Books have always been an essential part of my life, well, as far back as I can recall anyway. This goes for my wife Judith too, who devours books so fast I’m surprised she doesn’t get chronic indigestion. Actually, we were busy at it first thing this morning, discussing books that is, over our boiled eggs and toasted rye bread with tahini. She’d heard on the radio that a new study has shown conclusively that reading is an important part of brain development in children. I have no clue exactly when I started reading. My mother always said I took to it like a duck to water and once I’d set off there was absolutely no stopping me. I recall (vaguely) going to London for a family holiday when I was five and Mam said I read everything in sight. Five year olds have no sense of discernment and are blissfully unaware of that awful, sadly yet to come crippler ‘appropriateness’. My parents and big brother, all quite shy in their way, smiled diffidently whenever we ascended or descended tube train escalators, whilst I, without any concept yet of an inner censor and in a voice that really ‘travelled’, read aloud all the advertisments passing-by - “Meet the Kings and Queens of England at Madam Tussauds ... Beefeater Gin ... Sirdar corsets for ladies with a fuller figure” - you get the picture.

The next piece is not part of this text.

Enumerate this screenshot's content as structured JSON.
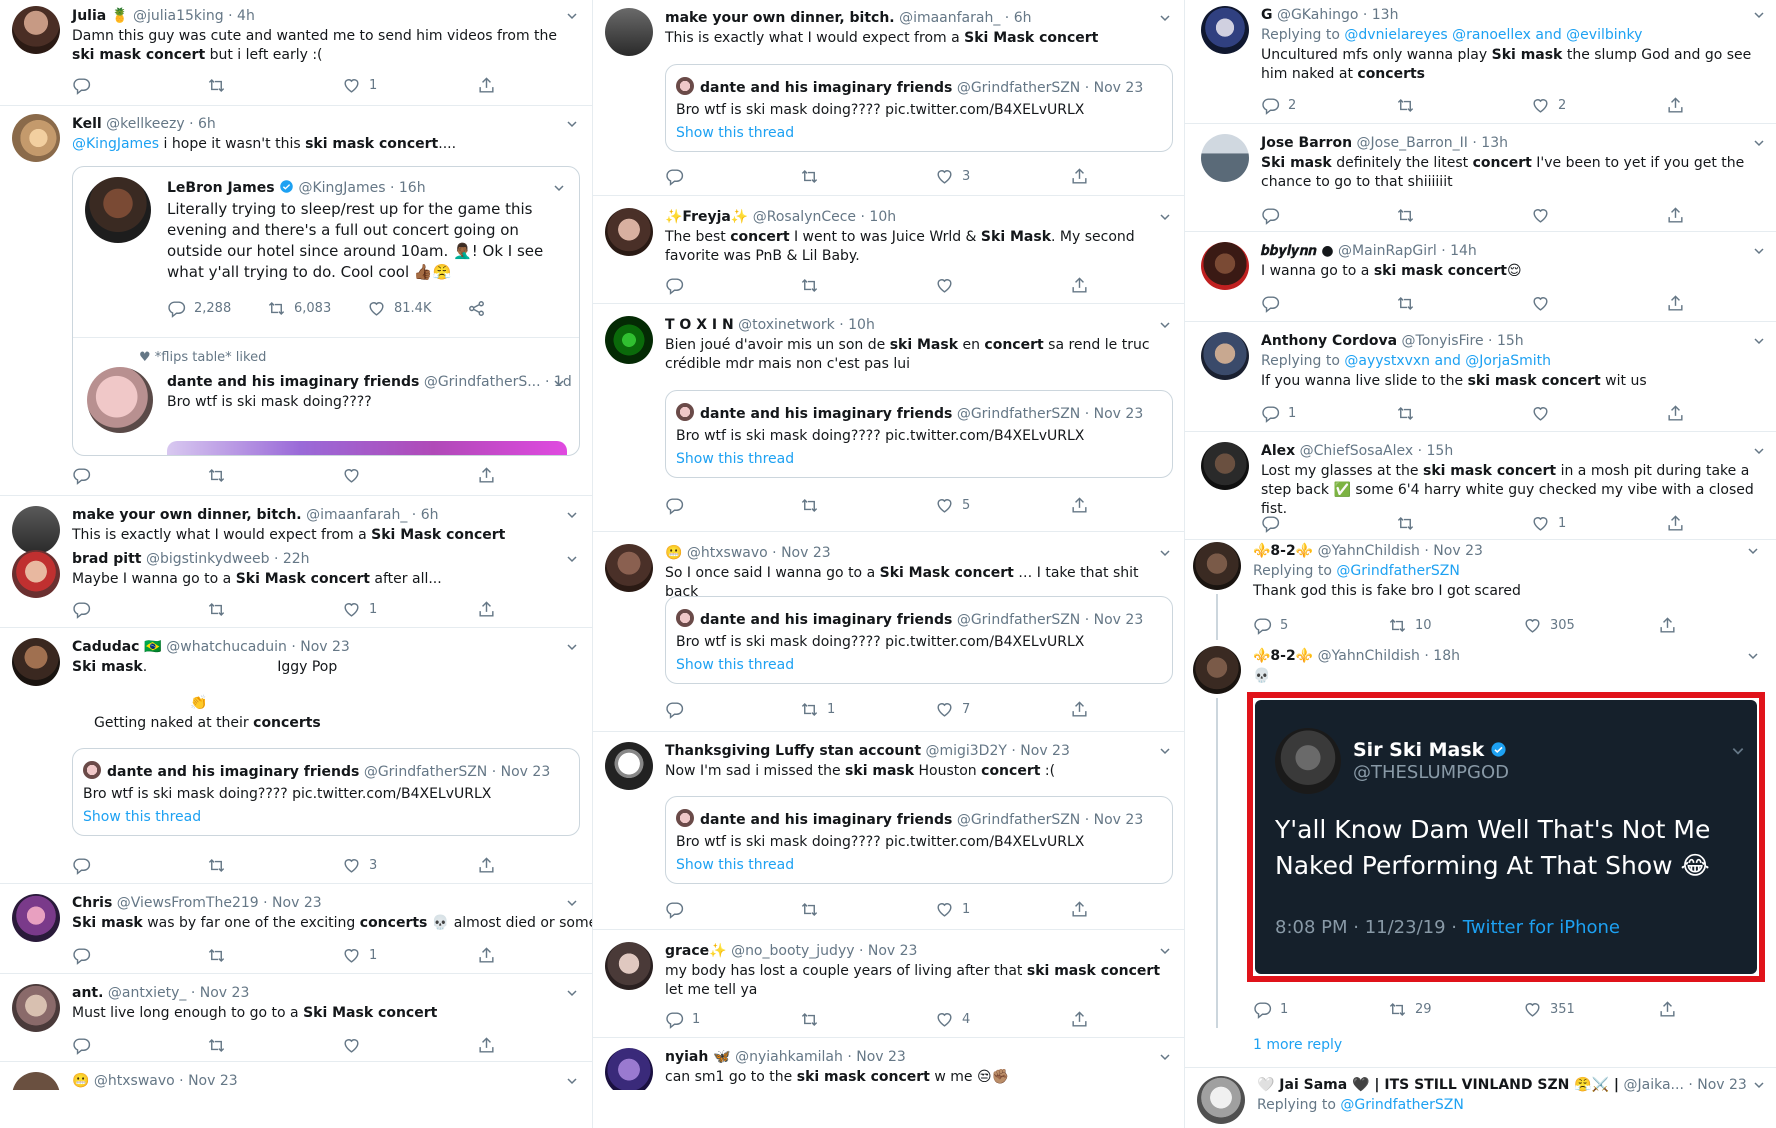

The very first book I actually remember reading by myself, a book that is still one of my all time favourites, is The Wind in the Willows by Kenneth Grahame. It was published in 1908 and the cast of characters first came to life in the bedtime stories Grahame made up for his son Alastair. It is a wonderful children’s tale about a group of anthropomorphised animals who enjoy a series of adventures together along the river bank where they live. It starts with the self-effacing and most beloved Mr Mole being suddenly overtaken by a strange wanderlust one Spring morning:
The Mole had been working very hard all the morning, spring-cleaning his little home. First with brooms, then with dusters; then on ladders and steps and chairs, with a brush and a pail of whitewash; till he had dust in his throat and eyes, and splashes of whitewash all over his black fur, and an aching back and weary arms. Spring was moving in the air above and in the earth below and around him, penetrating even his dark and lowly little house with its spirit of divine discontent and longing. It was small wonder, then, that he suddenly flung down his brush on the floor, said 'Bother!' and 'O blow!' and also 'Hang spring-cleaning!' and bolted out of the house without even waiting to put on his coat. Something up above was calling him imperiously, and he made for the steep little tunnel which answered in his case to the gravelled carriage-drive owned by animals whose residences are nearer to the sun and air. So he scraped and scratched and scrabbled and scrooged and then he scrooged again and scrabbled and scratched and scraped, working busily with his little paws and muttering to himself, 'Up we go! Up we go!' till at last, pop! his snout came out into the sunlight, and he found himself rolling in the warm grass of a great meadow.
I love this book! Ithink the above is one of the most beguiling opening paragraphs I have ever read. It’s probably thirty years since I last read The Wind in the Willows and I have just reminded myself to do so again.